Salarié harceleur sexuel : quid de la rémunération variable ?
Dans cette affaire (Cass. soc. 13 mars 2024 n°22-20.970), un salarié engagé dans un établissement de crédit a été licencié pour faute grave pour des faits que la Cour a qualifié de harcèlement sexuel commis à l'encontre de plusieurs salariées de la même entreprise.
Le salarié avait saisi les juridictions prud'hommales pour contester son licenciement et demander le paiement de diverses sommes, notamment celui de sa rémunération différée (que son employeur ne lui avait pas versée au motif que le salarié avait manqué à ses obligations d'honorabilité).
La rémunération variable au sens du Code monétaire et financier
Les juges de cassation ont commencé par rappeler la règlementation relative à la rémunération variable dans les établissements de crédit tels que celui de l'employeur litigieux.

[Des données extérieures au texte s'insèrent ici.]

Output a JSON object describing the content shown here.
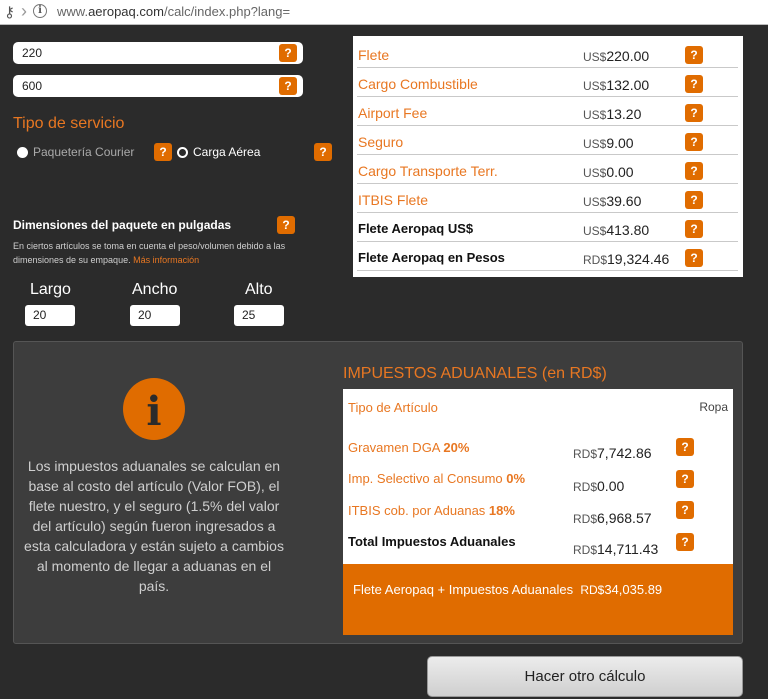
{
  "browser": {
    "url_prefix": "www.",
    "url_domain": "aeropaq.com",
    "url_path": "/calc/index.php?lang="
  },
  "inputs": {
    "value_1": "220",
    "value_2": "600"
  },
  "help_label": "?",
  "service": {
    "title": "Tipo de servicio",
    "option_courier": "Paquetería Courier",
    "option_air": "Carga Aérea",
    "selected": "Carga Aérea"
  },
  "dimensions": {
    "title": "Dimensiones del paquete en pulgadas",
    "note": "En ciertos artículos se toma en cuenta el peso/volumen debido a las dimensiones de su empaque.",
    "more_link": "Más información",
    "largo_label": "Largo",
    "ancho_label": "Ancho",
    "alto_label": "Alto",
    "largo": "20",
    "ancho": "20",
    "alto": "25"
  },
  "results": {
    "rows": [
      {
        "label": "Flete",
        "currency": "US$",
        "amount": "220.00"
      },
      {
        "label": "Cargo Combustible",
        "currency": "US$",
        "amount": "132.00"
      },
      {
        "label": "Airport Fee",
        "currency": "US$",
        "amount": "13.20"
      },
      {
        "label": "Seguro",
        "currency": "US$",
        "amount": "9.00"
      },
      {
        "label": "Cargo Transporte Terr.",
        "currency": "US$",
        "amount": "0.00"
      },
      {
        "label": "ITBIS Flete",
        "currency": "US$",
        "amount": "39.60"
      },
      {
        "label": "Flete Aeropaq US$",
        "currency": "US$",
        "amount": "413.80"
      },
      {
        "label": "Flete Aeropaq en Pesos",
        "currency": "RD$",
        "amount": "19,324.46"
      }
    ]
  },
  "taxes": {
    "info_text": "Los impuestos aduanales se calculan en base al costo del artículo (Valor FOB), el flete nuestro, y el seguro (1.5% del valor del artículo) según fueron ingresados a esta calculadora y están sujeto a cambios al momento de llegar a aduanas en el país.",
    "title": "IMPUESTOS ADUANALES (en RD$)",
    "article_type_label": "Tipo de Artículo",
    "article_type_value": "Ropa",
    "gravamen_label": "Gravamen DGA ",
    "gravamen_pct": "20%",
    "gravamen_currency": "RD$",
    "gravamen_amount": "7,742.86",
    "selectivo_label": "Imp. Selectivo al Consumo ",
    "selectivo_pct": "0%",
    "selectivo_currency": "RD$",
    "selectivo_amount": "0.00",
    "itbis_label": "ITBIS cob. por Aduanas ",
    "itbis_pct": "18%",
    "itbis_currency": "RD$",
    "itbis_amount": "6,968.57",
    "total_label": "Total Impuestos Aduanales",
    "total_currency": "RD$",
    "total_amount": "14,711.43",
    "grand_label": "Flete Aeropaq + Impuestos Aduanales",
    "grand_currency": "RD$",
    "grand_amount": "34,035.89"
  },
  "actions": {
    "again_label": "Hacer otro cálculo"
  },
  "colors": {
    "accent": "#e06c00",
    "accent_text": "#e87722",
    "background": "#2b2b2b",
    "panel": "#3d3d3d"
  }
}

L'article L. 511-84 du Code monétaire et financier prévoit ainsi que le montant total de la rémunération variable peut en tout ou partie être réduit ou donner lieu à restitution en fonction notamment des agissements ou du comportement de la personne concernée.
L'article R. 511-24 du même code énonce quant à lui que les agissements susceptibles d’entraîner la réduction ou la restitution de la rémunération variable sont définis par les établissements de crédit et les sociétés de financement eux même, « en considération notamment des pertes sérieuses qu’ils peuvent occasionner à ces établissements ou sociétés ». Le texte précise que cette décision « tient compte de l’implication de la personne intéressée dans les agissements en cause ».
Enfin, une telle décision peut aussi être prise « en considération du défaut de respect des exigences d’honorabilité et de compétence qui sont applicables à la personne en cause ».
Un comportement inapproprié sans lien direct avec l'activité professionnelle ne permet pas de priver le salarié concerné de sa rémunération variable
Dans cette affaire, c'est au motif d'un « défaut de respect des exigences d’honorabilité » que l'employeur avait privé le salarié de sa rémunération variable.
Il a été débouté par la Cour de cassation.
Les juges ont en effet considéré que, si le comportement dudit salarié pouvait être qualifié d'inapproprié par la cour d'appel en ce qu'il était « déplaisant, déplacé, habituel et totalement inadapté », il ne pouvait en revanche pas — parce qu'il ne présentait pas « de lien direct et étroit avec une activité professionnelle d'investissement à risques » — caractériser un défaut de respect des exigences d’honorabilité prévu par les articles susvisés.
La Cour en a déduit que ces articles n'étaient pas applicables et que l'employeur ne pouvait pas priver le salarié de sa rémunération variable en raison des comportements qui lui étaient reprochés.